South Shore is reportedly going to dump its 60% stake in the subsidiary of the property, according to a filing with the Hong Kong Stock Exchange. The company entered a non-binding memorandum of understanding with a major shareholder this past January, and that deal now appears to be more serious. The shareholder, as well as the name of the subsidiary, has not been released.

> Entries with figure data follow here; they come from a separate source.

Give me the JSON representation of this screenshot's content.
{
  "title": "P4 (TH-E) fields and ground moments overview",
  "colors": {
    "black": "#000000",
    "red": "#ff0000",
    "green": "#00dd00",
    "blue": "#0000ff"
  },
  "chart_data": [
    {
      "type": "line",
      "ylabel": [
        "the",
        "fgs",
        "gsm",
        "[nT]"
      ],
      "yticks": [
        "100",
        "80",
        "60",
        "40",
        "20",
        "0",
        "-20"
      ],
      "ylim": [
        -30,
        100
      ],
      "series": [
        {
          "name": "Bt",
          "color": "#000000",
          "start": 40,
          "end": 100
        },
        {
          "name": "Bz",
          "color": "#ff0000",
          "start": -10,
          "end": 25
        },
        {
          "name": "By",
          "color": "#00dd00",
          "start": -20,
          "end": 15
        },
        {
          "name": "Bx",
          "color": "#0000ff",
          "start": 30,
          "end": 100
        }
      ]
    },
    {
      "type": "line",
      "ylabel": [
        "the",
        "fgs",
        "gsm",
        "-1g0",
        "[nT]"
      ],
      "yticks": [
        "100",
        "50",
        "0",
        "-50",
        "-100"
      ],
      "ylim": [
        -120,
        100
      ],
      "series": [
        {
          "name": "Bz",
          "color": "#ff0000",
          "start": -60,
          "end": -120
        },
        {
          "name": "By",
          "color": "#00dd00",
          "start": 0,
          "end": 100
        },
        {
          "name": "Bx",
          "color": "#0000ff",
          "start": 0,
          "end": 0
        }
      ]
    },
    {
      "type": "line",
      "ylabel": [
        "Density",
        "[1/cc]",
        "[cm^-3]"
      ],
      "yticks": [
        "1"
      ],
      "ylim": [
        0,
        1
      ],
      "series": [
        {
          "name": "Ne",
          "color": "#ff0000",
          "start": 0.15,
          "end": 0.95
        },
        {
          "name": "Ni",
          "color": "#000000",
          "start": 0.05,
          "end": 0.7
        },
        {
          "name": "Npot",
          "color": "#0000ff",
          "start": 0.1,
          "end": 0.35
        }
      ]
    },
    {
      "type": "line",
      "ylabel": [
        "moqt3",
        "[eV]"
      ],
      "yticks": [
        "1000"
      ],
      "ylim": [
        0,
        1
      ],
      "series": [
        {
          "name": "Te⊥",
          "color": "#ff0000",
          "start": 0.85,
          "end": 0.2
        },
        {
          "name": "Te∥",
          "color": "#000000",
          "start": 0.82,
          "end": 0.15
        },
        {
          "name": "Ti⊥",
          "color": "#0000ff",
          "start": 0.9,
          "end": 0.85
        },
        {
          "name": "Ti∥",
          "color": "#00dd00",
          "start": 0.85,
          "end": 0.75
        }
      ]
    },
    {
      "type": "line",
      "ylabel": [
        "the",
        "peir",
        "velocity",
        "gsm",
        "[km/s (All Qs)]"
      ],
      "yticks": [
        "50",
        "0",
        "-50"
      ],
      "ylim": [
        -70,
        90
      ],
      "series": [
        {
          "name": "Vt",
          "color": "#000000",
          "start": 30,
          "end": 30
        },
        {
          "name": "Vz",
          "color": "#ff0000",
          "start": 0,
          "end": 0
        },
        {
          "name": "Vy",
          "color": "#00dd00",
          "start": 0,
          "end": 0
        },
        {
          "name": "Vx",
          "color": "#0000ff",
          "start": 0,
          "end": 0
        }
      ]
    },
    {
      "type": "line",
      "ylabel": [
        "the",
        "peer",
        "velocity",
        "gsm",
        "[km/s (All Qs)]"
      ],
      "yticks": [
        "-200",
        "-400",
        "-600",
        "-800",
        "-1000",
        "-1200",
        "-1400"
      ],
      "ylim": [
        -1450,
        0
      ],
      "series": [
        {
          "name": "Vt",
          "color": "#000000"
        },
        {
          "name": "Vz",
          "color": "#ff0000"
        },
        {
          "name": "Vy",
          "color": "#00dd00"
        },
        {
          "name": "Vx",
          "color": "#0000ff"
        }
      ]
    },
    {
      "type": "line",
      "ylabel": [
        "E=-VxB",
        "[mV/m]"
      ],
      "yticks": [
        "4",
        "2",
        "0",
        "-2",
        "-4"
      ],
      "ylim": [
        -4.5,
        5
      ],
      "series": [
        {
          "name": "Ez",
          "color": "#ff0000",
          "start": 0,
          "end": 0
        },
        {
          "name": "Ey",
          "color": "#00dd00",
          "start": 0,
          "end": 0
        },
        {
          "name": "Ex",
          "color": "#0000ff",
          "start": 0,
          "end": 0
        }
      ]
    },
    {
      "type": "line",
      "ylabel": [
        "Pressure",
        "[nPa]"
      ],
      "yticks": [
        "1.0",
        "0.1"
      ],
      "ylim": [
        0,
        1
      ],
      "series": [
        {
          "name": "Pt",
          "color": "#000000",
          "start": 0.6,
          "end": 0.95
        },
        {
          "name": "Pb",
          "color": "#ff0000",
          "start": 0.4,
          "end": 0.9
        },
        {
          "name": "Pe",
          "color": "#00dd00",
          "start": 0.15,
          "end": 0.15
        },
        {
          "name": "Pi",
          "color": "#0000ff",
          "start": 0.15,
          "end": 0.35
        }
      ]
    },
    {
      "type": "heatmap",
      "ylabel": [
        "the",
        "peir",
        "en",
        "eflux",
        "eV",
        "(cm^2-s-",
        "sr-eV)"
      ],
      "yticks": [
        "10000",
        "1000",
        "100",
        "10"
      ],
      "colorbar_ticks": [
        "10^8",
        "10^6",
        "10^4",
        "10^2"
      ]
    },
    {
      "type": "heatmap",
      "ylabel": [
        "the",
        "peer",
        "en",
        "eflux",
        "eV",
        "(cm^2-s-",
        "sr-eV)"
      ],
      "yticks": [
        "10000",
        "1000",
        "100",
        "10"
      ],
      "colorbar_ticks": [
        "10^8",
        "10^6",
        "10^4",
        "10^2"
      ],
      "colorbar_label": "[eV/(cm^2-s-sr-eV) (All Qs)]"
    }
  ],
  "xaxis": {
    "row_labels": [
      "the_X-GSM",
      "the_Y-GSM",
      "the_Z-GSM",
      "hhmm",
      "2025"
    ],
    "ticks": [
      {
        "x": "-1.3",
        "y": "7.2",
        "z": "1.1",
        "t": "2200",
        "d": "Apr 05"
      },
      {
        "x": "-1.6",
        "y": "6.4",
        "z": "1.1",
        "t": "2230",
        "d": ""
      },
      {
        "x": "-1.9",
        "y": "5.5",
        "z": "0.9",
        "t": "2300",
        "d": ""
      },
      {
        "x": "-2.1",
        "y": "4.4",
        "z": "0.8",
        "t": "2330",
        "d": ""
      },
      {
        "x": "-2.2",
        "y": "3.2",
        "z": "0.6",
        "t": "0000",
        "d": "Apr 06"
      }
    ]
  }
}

The transfer of shares would cost the shareholder $153 million, money that would be put to good use by South Shore. The company explains that the transaction “may constitute a very substantial disposal and connected transaction” and that the funds would help it reduce the indebtedness of the subsidiary. However, it points out that a definitive agreement has not yet been signed, and that the final stipulations of the arrangement could be the deciding factor. It explains, “Subject to contract, the company envisages that the transaction could extend to a disposal of 60 percent interest in a subsidiary of the company that beneficially owns The 13 Hotel together with its respective bank borrowings of approximately HKD2,942 million [$375.39 million] and the interest accrued thereon for a consideration of up to HKD1,200 million [$153.11 million].”

The 13 has been having serious financial issues, to the point that it had to sell its fleet of Rolls Royces to cover bank loans. South Shore’s revenue has been brought down because of the venue and is ready to cut its ties with the property and look for ways to recuperate its losses. It reported a net loss of $748.4 million for the most recent fiscal year, thanks in part to an impairment of $601.69 million. The bulk of that impairment, $435.4 million, was linked directly to The 13.